Unsurprisingly, the dominant story on Lawfare concerned a leaked FISA Court order and the disclosure of the NSA’s PRISM program. Here are Steve’s post, written when the Guardian first published its piece on the court order; and a pair of posts by Ben (first and second) wondering about the order’s factual predicate. Wells shared the Washington Post piece on PRISM. Bobby wrote about the PRISM and the FISA Court order revelations, and reflected on a 2008 post from David Kris about FISA minimization procedures. Carrie Cordero also authored a guest post explaining why national security leaks of this nature are detrimental to the national defense.
We are chock full of other resources and analysis for those trying to catch up on this story. Here are your government talking points produced in the immediate aftermath; Senate Intelligence Committee members’ nonchalant response to the court order; the White House Deputy Principal Press Secretary’s remarks; DNI Clapper’s statement on the Verizon story; DNI Clapper’s subsequent statement on the NSA PRISM program; reactions from Capitol Hill; Congressman James Sensenbrenner’s letter to the Eric Holder; and President Obama’s remarks on Friday morning. (Watch the video here). Don’t miss Paul’s pointing out of another top secret document published by the Guardian: the Administration’s cyber operations policy. And although our policy is to not roundup our news roundups, Friday’s might be of value to readers wishing to catch up on all that’s happened.
Geoffrey Corn of South Texas College of Law authored this guest post responding to Bobby’s commentary on President Obama’s speech at NDU.
Jack piped in on proposed re-writes to the 2001 AUMF, wondering whether there might actually be a consensus among the first and second branches of government on the need to rewrite the law.
Meanwhile, another contentious bill, the National Defense Authorization Act, was marked up in the House Armed Services Committee this week.

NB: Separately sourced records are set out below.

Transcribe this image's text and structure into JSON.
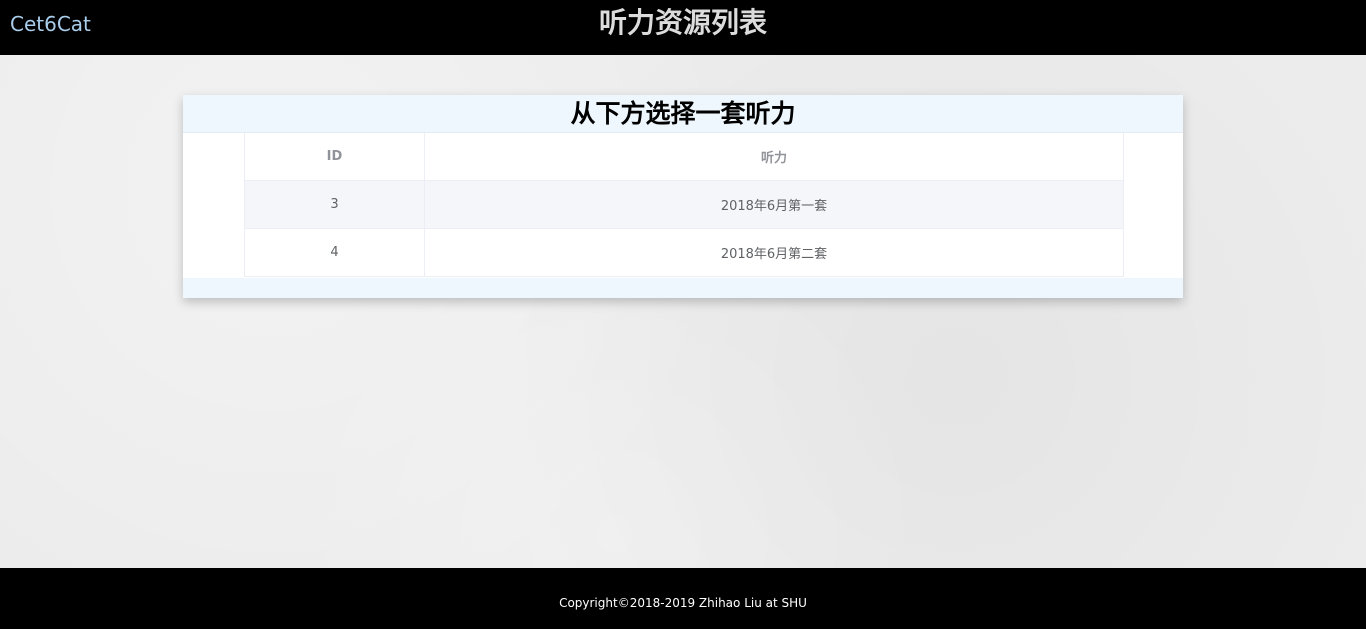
{
  "header": {
    "brand": "Cet6Cat",
    "title": "听力资源列表"
  },
  "card": {
    "title": "从下方选择一套听力"
  },
  "table": {
    "columns": [
      "ID",
      "听力"
    ],
    "rows": [
      {
        "id": "3",
        "name": "2018年6月第一套"
      },
      {
        "id": "4",
        "name": "2018年6月第二套"
      }
    ]
  },
  "footer": {
    "copyright": "Copyright©2018-2019 Zhihao Liu at SHU"
  }
}
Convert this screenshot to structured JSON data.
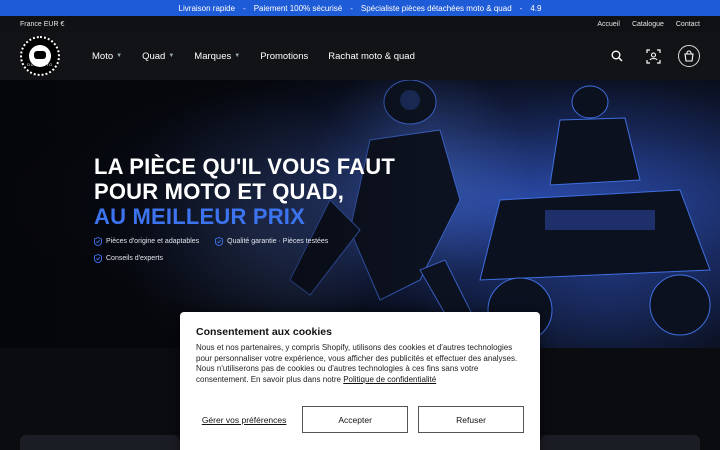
{
  "announcement": {
    "items": [
      "Livraison rapide",
      "Paiement 100% sécurisé",
      "Spécialiste pièces détachées moto & quad",
      "4.9"
    ],
    "separator": "-"
  },
  "utility": {
    "currency": "France EUR €",
    "links": [
      "Accueil",
      "Catalogue",
      "Contact"
    ]
  },
  "logo": {
    "text": "DUB MOTO"
  },
  "nav": [
    {
      "label": "Moto",
      "has_dropdown": true
    },
    {
      "label": "Quad",
      "has_dropdown": true
    },
    {
      "label": "Marques",
      "has_dropdown": true
    },
    {
      "label": "Promotions",
      "has_dropdown": false
    },
    {
      "label": "Rachat moto & quad",
      "has_dropdown": false
    }
  ],
  "header_icons": [
    "search-icon",
    "account-scan-icon",
    "cart-icon"
  ],
  "hero": {
    "line1": "LA PIÈCE QU'IL VOUS FAUT",
    "line2": "POUR MOTO ET QUAD,",
    "line3": "AU MEILLEUR PRIX",
    "badges": [
      "Pièces d'origine et adaptables",
      "Qualité garantie · Pièces testées",
      "Conseils d'experts"
    ]
  },
  "cookie": {
    "title": "Consentement aux cookies",
    "body": "Nous et nos partenaires, y compris Shopify, utilisons des cookies et d'autres technologies pour personnaliser votre expérience, vous afficher des publicités et effectuer des analyses. Nous n'utiliserons pas de cookies ou d'autres technologies à ces fins sans votre consentement. En savoir plus dans notre",
    "policy_link": "Politique de confidentialité",
    "manage": "Gérer vos préférences",
    "accept": "Accepter",
    "refuse": "Refuser"
  },
  "colors": {
    "accent": "#1e5bd6",
    "headline_accent": "#3c73ee",
    "header_bg": "#121317"
  }
}
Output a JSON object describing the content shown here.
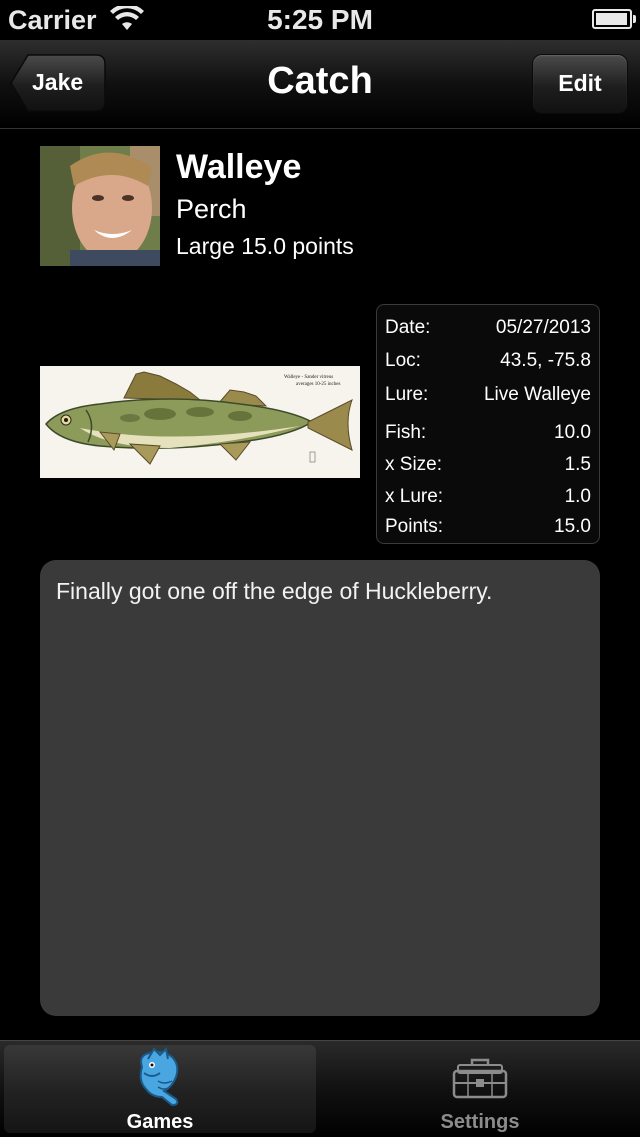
{
  "status_bar": {
    "carrier": "Carrier",
    "time": "5:25 PM"
  },
  "nav": {
    "back_label": "Jake",
    "title": "Catch",
    "edit_label": "Edit"
  },
  "catch": {
    "species": "Walleye",
    "subspecies": "Perch",
    "size_points": "Large 15.0 points"
  },
  "fish_image": {
    "caption_title": "Walleye - Sander vitreus",
    "caption_sub": "averages 10-25 inches"
  },
  "stats": [
    {
      "label": "Date:",
      "value": "05/27/2013"
    },
    {
      "label": "Loc:",
      "value": "43.5, -75.8"
    },
    {
      "label": "Lure:",
      "value": "Live Walleye"
    },
    {
      "label": "Fish:",
      "value": "10.0"
    },
    {
      "label": "x Size:",
      "value": "1.5"
    },
    {
      "label": "x Lure:",
      "value": "1.0"
    },
    {
      "label": "Points:",
      "value": "15.0"
    }
  ],
  "notes": "Finally got one off the edge of Huckleberry.",
  "tabs": [
    {
      "label": "Games",
      "icon": "fish-icon",
      "selected": true
    },
    {
      "label": "Settings",
      "icon": "tackle-box-icon",
      "selected": false
    }
  ]
}
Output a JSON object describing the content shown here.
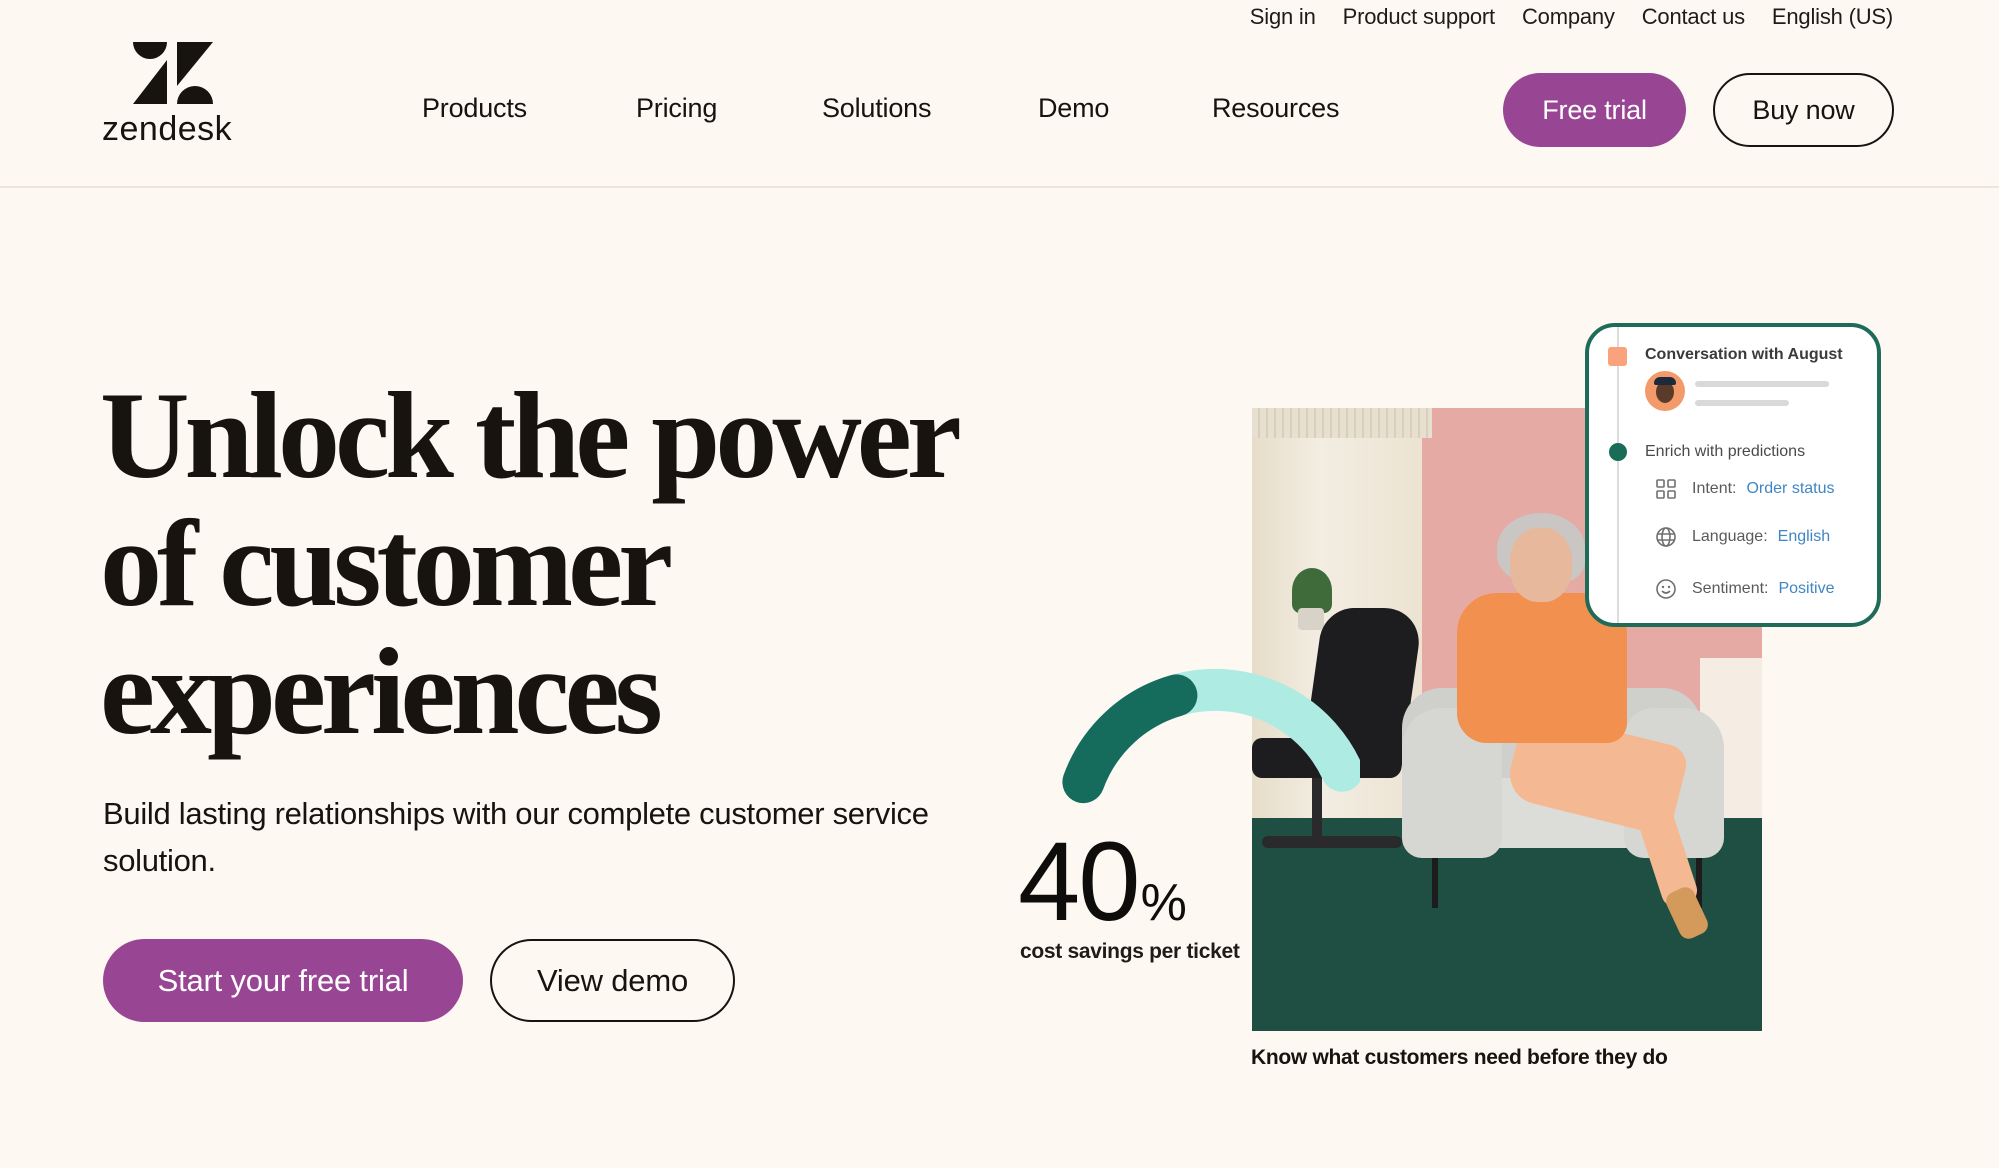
{
  "brand": {
    "name": "zendesk",
    "accent": "#984693",
    "dark_green": "#1b6b59",
    "mint": "#aeebe3"
  },
  "utility_nav": [
    "Sign in",
    "Product support",
    "Company",
    "Contact us",
    "English (US)"
  ],
  "main_nav": [
    "Products",
    "Pricing",
    "Solutions",
    "Demo",
    "Resources"
  ],
  "header_buttons": {
    "free_trial": "Free trial",
    "buy_now": "Buy now"
  },
  "hero": {
    "headline_lines": [
      "Unlock the power",
      "of customer",
      "experiences"
    ],
    "subhead": "Build lasting relationships with our complete customer service solution.",
    "primary_cta": "Start your free trial",
    "secondary_cta": "View demo"
  },
  "stat": {
    "value": "40",
    "unit": "%",
    "label": "cost savings per ticket",
    "gauge_fraction": 0.4
  },
  "photo_caption": "Know what customers need before they do",
  "conversation_card": {
    "title": "Conversation with August",
    "section": "Enrich with predictions",
    "rows": [
      {
        "icon": "grid-icon",
        "label": "Intent:",
        "value": "Order status"
      },
      {
        "icon": "globe-icon",
        "label": "Language:",
        "value": "English"
      },
      {
        "icon": "smiley-icon",
        "label": "Sentiment:",
        "value": "Positive"
      }
    ]
  }
}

Wells shared the Chairman’s mark, and I shared the transcript of the debate over a defeated amendment that would have permitted GTMO detainees to be transferred to facilities in the United States.
Jack questioned the White House’s renewed commitment to close GTMO. Reviewing detainee-related provisions in a draft Military Construction/Veterans Affairs appropriations bill, and the White House’s official response to them, Jack saw only “business as usual,” so far as concerns GTMO closure.
Ben was in Bangkok, speaking at the International Military Law and Operations Conference. He wrote about this extraordinary gathering, and also about an exchange during the conference, between representatives of the Chinese and Philippine governments, regarding disputed islands in the South China Sea.
We noted a recent statement by Christof Heyns, U.N. special rapporteur on extrajudicial, summary or arbitrary executions. He called for a moratorium on the use of lethal autonomous robots.
The Council on Foreign Relations came out with a report, entitled Defending an Open, Global, Secure, and Resilient Internet. Matt shared it, and discussed the report’s findings on international norms for cyberspace.
Oral arguments in two GTMO-related cases took place early in the week out in the Ninth Circuit. We’ve got audio of the arguments in both Hamad v. Gates and Al-Nashiri v. MacDonald.
Get the latest Podcast episode here, which featured remarks by Rached Ghannouchi. He’s a co-founder of Al Nahda, Tunisia’s ruling Islamist party.
Ritika caught up on Moments of Zen with this post featuring an Onion slideshow of must-follow terrorists on Twitter.
And that was the week that was. And what a week it was.